Sterling weakened against most of its major peers even as data this week showed the inflation rate picked up and wage growth slowed less than economists expected. It advanced against the euro as European Central Bank President Mario Draghi said policy makers in March may bolster stimulus, which tends to debase the 19-member currency.
BOE Governor Mark Carney said on Jan. 19 that “now is not yet the time to raise interest rates," further diminishing the outlook for the pound.
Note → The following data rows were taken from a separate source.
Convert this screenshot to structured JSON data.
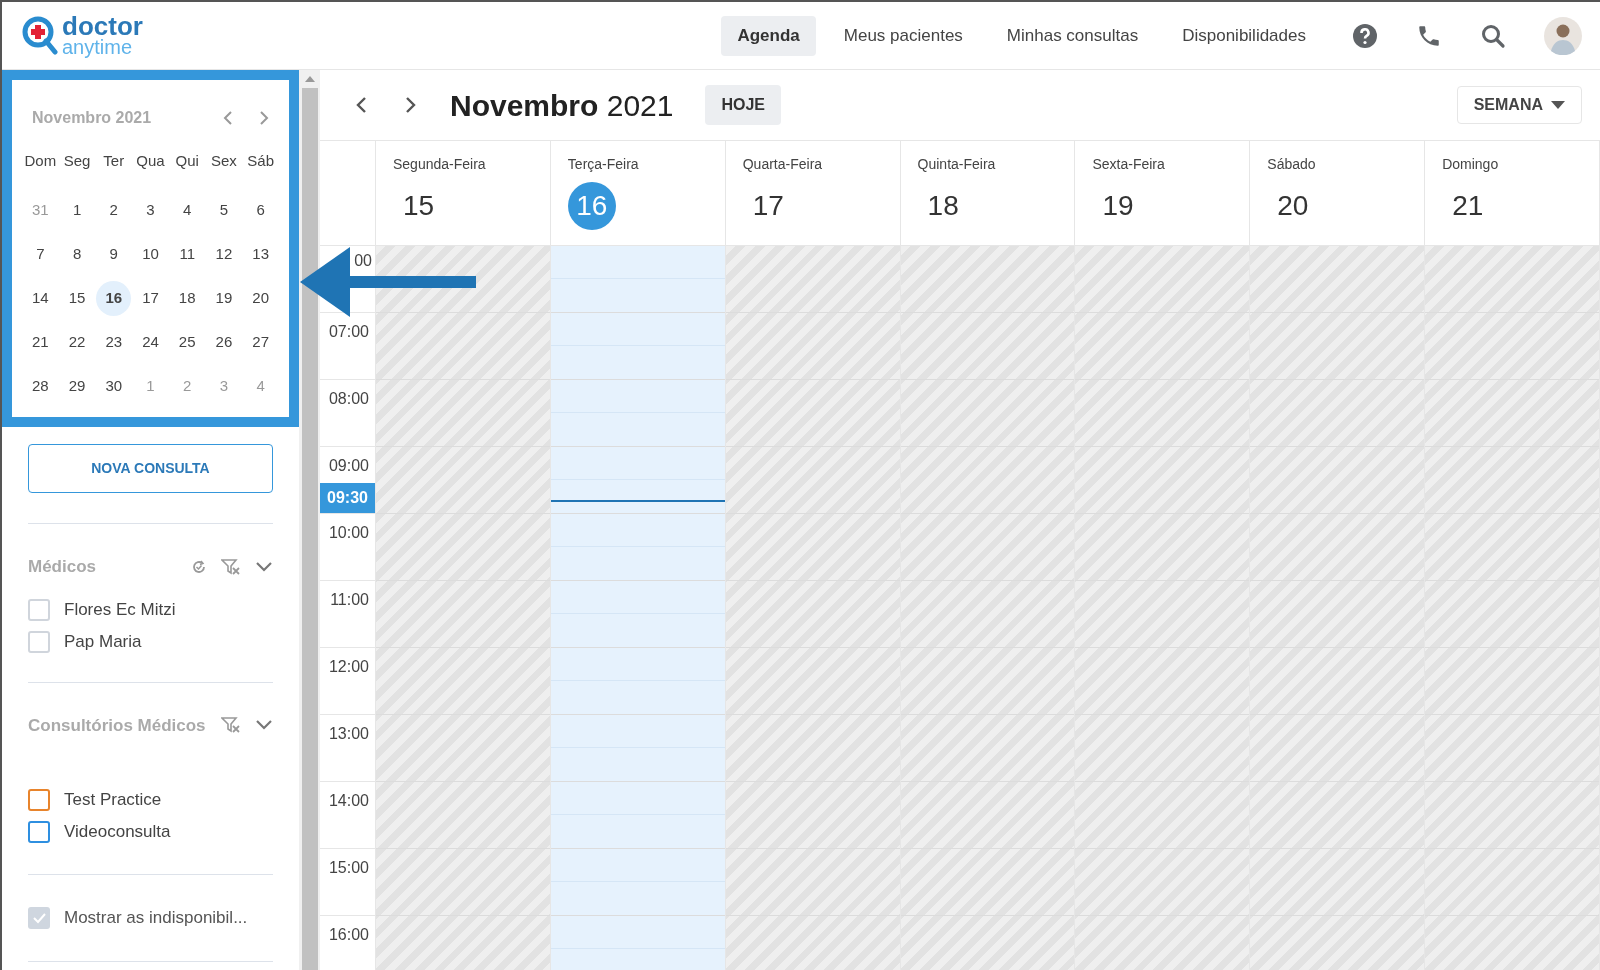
{
  "logo": {
    "word1": "doctor",
    "word2": "anytime"
  },
  "nav": [
    {
      "label": "Agenda",
      "selected": true
    },
    {
      "label": "Meus pacientes",
      "selected": false
    },
    {
      "label": "Minhas consultas",
      "selected": false
    },
    {
      "label": "Disponibilidades",
      "selected": false
    }
  ],
  "mini_calendar": {
    "title": "Novembro 2021",
    "weekdays": [
      "Dom",
      "Seg",
      "Ter",
      "Qua",
      "Qui",
      "Sex",
      "Sáb"
    ],
    "weeks": [
      [
        {
          "day": "31",
          "muted": true,
          "selected": false
        },
        {
          "day": "1",
          "muted": false,
          "selected": false
        },
        {
          "day": "2",
          "muted": false,
          "selected": false
        },
        {
          "day": "3",
          "muted": false,
          "selected": false
        },
        {
          "day": "4",
          "muted": false,
          "selected": false
        },
        {
          "day": "5",
          "muted": false,
          "selected": false
        },
        {
          "day": "6",
          "muted": false,
          "selected": false
        }
      ],
      [
        {
          "day": "7",
          "muted": false,
          "selected": false
        },
        {
          "day": "8",
          "muted": false,
          "selected": false
        },
        {
          "day": "9",
          "muted": false,
          "selected": false
        },
        {
          "day": "10",
          "muted": false,
          "selected": false
        },
        {
          "day": "11",
          "muted": false,
          "selected": false
        },
        {
          "day": "12",
          "muted": false,
          "selected": false
        },
        {
          "day": "13",
          "muted": false,
          "selected": false
        }
      ],
      [
        {
          "day": "14",
          "muted": false,
          "selected": false
        },
        {
          "day": "15",
          "muted": false,
          "selected": false
        },
        {
          "day": "16",
          "muted": false,
          "selected": true
        },
        {
          "day": "17",
          "muted": false,
          "selected": false
        },
        {
          "day": "18",
          "muted": false,
          "selected": false
        },
        {
          "day": "19",
          "muted": false,
          "selected": false
        },
        {
          "day": "20",
          "muted": false,
          "selected": false
        }
      ],
      [
        {
          "day": "21",
          "muted": false,
          "selected": false
        },
        {
          "day": "22",
          "muted": false,
          "selected": false
        },
        {
          "day": "23",
          "muted": false,
          "selected": false
        },
        {
          "day": "24",
          "muted": false,
          "selected": false
        },
        {
          "day": "25",
          "muted": false,
          "selected": false
        },
        {
          "day": "26",
          "muted": false,
          "selected": false
        },
        {
          "day": "27",
          "muted": false,
          "selected": false
        }
      ],
      [
        {
          "day": "28",
          "muted": false,
          "selected": false
        },
        {
          "day": "29",
          "muted": false,
          "selected": false
        },
        {
          "day": "30",
          "muted": false,
          "selected": false
        },
        {
          "day": "1",
          "muted": true,
          "selected": false
        },
        {
          "day": "2",
          "muted": true,
          "selected": false
        },
        {
          "day": "3",
          "muted": true,
          "selected": false
        },
        {
          "day": "4",
          "muted": true,
          "selected": false
        }
      ]
    ]
  },
  "new_button": "NOVA CONSULTA",
  "filters": [
    {
      "title": "Médicos",
      "refresh": true,
      "items": [
        {
          "label": "Flores Ec Mitzi",
          "checked": false
        },
        {
          "label": "Pap Maria",
          "checked": false
        }
      ]
    },
    {
      "title": "Consultórios Médicos",
      "refresh": false,
      "items": [
        {
          "label": "Test Practice",
          "checked": false,
          "color": "#e8842c"
        },
        {
          "label": "Videoconsulta",
          "checked": false,
          "color": "#2e8fe0"
        }
      ]
    }
  ],
  "show_unavailability": {
    "label": "Mostrar as indisponibil...",
    "checked": true
  },
  "toolbar": {
    "month": "Novembro",
    "year": "2021",
    "today_button": "HOJE",
    "view": "SEMANA"
  },
  "days": [
    {
      "name": "Segunda-Feira",
      "number": "15",
      "today": false
    },
    {
      "name": "Terça-Feira",
      "number": "16",
      "today": true
    },
    {
      "name": "Quarta-Feira",
      "number": "17",
      "today": false
    },
    {
      "name": "Quinta-Feira",
      "number": "18",
      "today": false
    },
    {
      "name": "Sexta-Feira",
      "number": "19",
      "today": false
    },
    {
      "name": "Sábado",
      "number": "20",
      "today": false
    },
    {
      "name": "Domingo",
      "number": "21",
      "today": false
    }
  ],
  "hours": [
    {
      "label": "00"
    },
    {
      "label": "07:00"
    },
    {
      "label": "08:00"
    },
    {
      "label": "09:00",
      "now": "09:30"
    },
    {
      "label": "10:00"
    },
    {
      "label": "11:00"
    },
    {
      "label": "12:00"
    },
    {
      "label": "13:00"
    },
    {
      "label": "14:00"
    },
    {
      "label": "15:00"
    },
    {
      "label": "16:00"
    }
  ]
}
Deutsche Bank AG on Thursday reiterated its call that sterling would tumble to $1.15 by the end of 2017.
“You would have expected the pound to lift a little bit after yesterday’s better-than-expected job figures however that hasn’t been the case because the currency markets are purely trading on equity risk at the moment,” said Harry Adams, head of trading at Argentex LLP, a currency advisory company in London.
Emerging-market woes, especially from Russia where the ruble hit a record low this week, “signals lower inflation, which the BOE is looking at,” Adams said. “They won’t budge on interest rates until inflation picks up.”
The pound dropped 0.3 percent to $1.4157 as of 4:07 p.m. London time, and earlier touched $1.4086, the lowest in almost seven years. Sterling appreciated 0.4 percent to 76.47 per euro.
The Stoxx Europe 600 Index of shares added 1.9 percent, following its worst slump since August.
The pound is headed for a fourth successive weekly decline, its longest losing streak since last January, as investors speculate the BOE will keep rates at a record-low 0.5 percent for at least the next year and concerns mount that the U.K. may vote to leave the European Union in a referendum.
The BOE’s Monetary Policy Committee has put the labor market at the heart of its debate over when to raise rates. Official Martin Weale said that stronger wage growth was needed to meet the inflation target of 2 percent and that the improvement was “likely to happen,” in a speech published Thursday.
Forward contracts based on the sterling overnight index average, or Sonia, aren’t fully pricing in a quarter-point increase to the U.K.’s main rate until after March 2017.
“Sterling has fallen more than recent events justify, but drivers could intensify,” said John Wraith, head of U.K. rates strategy at UBS Group AG in London in a report. “Concerns around the risk of Brexit are likely to get more serious as the referendum approaches. This could exacerbate the downside pressure on sterling.”